O outro polo de atração da sociologia argentina nos anos 80 é o “polo peronista”, segundo a classificação de Blanco. O “chefe espiritual” dessa corrente é Horacio González, que, após a derrota do peronismo nas eleições de 1983, promove um processo de renovação intelectual e política do partido peronista. Ele é um dos principais mentores intelectuais da chamada “renovação peronista”, que conta com uma publicação, a revista Unidos, voltada para “atualizar” o peronismo no contexto da volta da democracia na Argentina. “De algum modo, Juan Carlos Portantiero e Horacio González tipificam as forças (ou subculturas) que estruturaram o processo de refundação da disciplina sociológica durante os úlitmos 30 anos. Com fortes raízes no passado, ambos disputaram os sentidos da sociologia durante o período”, diz Blanco.

Já Mirta Varela, professora da Universidade de Buenos Aires (UBA), falará, no seminário, sobre as relações entre Estado e indústria cultural.

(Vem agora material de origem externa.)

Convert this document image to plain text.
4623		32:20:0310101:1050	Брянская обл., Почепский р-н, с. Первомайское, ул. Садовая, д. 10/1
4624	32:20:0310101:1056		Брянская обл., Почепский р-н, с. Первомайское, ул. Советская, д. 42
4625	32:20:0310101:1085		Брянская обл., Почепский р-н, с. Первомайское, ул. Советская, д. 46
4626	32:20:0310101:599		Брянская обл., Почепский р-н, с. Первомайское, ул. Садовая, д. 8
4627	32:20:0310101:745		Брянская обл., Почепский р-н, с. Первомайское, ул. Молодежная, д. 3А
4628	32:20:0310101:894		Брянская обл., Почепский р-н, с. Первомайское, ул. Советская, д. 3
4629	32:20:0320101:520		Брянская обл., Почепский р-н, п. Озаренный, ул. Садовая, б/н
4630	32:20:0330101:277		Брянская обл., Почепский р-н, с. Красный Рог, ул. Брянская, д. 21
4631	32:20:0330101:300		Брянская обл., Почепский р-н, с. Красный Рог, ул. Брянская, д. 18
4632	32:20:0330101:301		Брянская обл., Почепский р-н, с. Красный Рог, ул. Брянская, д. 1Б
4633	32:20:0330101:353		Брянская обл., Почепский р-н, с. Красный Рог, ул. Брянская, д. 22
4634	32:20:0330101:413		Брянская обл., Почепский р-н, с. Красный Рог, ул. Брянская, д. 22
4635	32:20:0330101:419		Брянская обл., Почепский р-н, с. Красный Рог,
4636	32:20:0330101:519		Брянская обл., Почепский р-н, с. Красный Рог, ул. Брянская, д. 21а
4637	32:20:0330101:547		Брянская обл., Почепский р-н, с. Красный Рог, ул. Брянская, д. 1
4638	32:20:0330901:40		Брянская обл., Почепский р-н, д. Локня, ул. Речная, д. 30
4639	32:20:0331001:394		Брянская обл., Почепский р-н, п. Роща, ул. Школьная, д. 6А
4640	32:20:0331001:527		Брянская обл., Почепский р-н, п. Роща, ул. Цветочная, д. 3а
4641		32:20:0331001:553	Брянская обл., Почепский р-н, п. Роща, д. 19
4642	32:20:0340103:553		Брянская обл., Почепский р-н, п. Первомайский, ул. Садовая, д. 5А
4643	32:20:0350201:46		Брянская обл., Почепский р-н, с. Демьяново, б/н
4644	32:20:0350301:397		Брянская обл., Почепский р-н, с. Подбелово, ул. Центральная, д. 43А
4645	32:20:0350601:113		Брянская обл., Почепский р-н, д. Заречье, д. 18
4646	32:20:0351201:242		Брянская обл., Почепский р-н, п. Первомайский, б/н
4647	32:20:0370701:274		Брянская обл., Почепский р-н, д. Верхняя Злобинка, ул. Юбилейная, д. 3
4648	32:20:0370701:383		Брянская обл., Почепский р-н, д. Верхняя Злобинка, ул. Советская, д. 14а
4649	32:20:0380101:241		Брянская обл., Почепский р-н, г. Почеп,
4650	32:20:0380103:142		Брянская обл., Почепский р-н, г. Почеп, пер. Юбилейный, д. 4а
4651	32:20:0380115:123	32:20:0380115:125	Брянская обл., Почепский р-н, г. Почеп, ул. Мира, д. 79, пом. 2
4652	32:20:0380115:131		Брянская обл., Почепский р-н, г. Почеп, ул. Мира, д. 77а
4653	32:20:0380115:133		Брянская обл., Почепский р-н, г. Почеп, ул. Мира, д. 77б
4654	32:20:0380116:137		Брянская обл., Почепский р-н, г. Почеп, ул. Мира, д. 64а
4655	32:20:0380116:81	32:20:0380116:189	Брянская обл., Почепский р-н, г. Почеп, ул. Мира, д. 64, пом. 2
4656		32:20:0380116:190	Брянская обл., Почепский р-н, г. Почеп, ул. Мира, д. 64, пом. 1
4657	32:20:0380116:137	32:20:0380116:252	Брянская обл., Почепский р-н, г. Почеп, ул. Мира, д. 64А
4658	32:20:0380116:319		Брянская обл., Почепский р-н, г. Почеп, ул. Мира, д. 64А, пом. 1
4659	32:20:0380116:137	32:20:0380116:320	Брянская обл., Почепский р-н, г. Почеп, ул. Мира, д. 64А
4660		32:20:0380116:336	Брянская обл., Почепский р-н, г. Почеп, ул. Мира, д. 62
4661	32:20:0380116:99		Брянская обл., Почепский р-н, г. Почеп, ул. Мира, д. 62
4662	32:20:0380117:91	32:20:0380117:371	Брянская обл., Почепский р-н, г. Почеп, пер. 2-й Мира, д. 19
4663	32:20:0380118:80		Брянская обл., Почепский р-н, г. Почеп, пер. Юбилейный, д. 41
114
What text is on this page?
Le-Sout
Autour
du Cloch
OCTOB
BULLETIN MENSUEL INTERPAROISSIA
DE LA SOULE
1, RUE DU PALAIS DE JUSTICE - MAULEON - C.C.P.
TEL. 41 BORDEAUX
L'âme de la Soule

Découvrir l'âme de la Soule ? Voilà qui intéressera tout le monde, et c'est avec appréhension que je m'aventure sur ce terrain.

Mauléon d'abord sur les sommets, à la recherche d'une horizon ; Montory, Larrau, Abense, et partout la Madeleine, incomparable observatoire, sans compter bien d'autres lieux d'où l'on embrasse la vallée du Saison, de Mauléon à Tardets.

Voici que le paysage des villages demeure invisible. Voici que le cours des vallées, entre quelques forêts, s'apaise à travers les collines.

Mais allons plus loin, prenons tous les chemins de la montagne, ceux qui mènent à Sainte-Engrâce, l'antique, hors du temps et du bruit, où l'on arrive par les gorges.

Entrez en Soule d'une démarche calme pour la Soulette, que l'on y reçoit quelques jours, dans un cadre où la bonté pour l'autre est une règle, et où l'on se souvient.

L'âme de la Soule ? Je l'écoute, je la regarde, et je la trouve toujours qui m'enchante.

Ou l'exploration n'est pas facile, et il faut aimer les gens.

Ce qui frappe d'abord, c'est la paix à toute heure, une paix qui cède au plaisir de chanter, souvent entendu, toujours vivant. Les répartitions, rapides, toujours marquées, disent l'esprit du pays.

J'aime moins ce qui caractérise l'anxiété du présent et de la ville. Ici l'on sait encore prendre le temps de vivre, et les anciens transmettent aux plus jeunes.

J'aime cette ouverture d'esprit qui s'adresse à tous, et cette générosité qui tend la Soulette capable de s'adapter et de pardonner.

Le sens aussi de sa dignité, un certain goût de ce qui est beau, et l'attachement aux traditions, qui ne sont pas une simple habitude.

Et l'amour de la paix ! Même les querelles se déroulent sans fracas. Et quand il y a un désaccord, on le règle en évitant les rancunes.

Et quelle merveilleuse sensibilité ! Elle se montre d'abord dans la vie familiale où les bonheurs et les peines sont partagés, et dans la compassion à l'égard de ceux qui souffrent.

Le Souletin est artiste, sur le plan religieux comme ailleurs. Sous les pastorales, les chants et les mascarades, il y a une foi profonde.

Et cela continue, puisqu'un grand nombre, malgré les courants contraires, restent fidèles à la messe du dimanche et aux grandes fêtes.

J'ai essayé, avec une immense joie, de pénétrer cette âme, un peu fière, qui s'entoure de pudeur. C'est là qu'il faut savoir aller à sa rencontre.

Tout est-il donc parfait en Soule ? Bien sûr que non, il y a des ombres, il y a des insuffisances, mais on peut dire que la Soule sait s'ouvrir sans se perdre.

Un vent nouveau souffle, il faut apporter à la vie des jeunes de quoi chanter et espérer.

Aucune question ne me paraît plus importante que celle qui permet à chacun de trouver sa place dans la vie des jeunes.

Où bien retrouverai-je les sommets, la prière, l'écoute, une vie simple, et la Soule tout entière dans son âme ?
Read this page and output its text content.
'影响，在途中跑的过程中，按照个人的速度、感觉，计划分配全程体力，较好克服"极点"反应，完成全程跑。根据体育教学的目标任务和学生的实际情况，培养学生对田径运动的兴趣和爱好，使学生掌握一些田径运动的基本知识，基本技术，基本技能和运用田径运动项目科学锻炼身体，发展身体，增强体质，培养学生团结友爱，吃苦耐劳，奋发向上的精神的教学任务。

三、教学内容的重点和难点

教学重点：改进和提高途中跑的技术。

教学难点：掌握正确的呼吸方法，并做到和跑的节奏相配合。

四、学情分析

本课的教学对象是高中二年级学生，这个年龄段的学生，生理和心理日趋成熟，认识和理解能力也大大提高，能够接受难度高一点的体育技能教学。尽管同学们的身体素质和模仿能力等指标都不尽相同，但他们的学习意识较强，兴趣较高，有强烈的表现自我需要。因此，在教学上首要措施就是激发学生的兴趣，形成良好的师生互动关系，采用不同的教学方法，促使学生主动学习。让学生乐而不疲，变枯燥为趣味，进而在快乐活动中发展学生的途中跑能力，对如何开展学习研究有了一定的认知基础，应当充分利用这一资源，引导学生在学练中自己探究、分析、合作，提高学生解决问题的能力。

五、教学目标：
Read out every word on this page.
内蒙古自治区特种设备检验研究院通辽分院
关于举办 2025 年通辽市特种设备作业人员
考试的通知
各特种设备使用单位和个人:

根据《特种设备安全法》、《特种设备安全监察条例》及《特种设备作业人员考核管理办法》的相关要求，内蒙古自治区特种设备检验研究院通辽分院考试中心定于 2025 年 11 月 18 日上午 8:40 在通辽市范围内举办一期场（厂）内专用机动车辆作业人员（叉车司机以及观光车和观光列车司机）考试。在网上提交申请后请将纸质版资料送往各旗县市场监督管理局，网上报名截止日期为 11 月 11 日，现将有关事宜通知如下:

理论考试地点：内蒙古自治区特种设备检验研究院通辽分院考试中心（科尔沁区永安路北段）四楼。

Ela cita como exemplo as recentes eleições presidenciais na Argentina, em que atores, cantores, diretores de teatro e cinema e apresentadores de televisão e rádio participaram de atos políticos, dando apoio a seus candidatos preferidos. “Minha intervenção no seminário buscará reconstruir as tradições que confluíram nas políticas kirchneristas nos meios de comunicação”, antecipou Mirta ao Jornal da USP.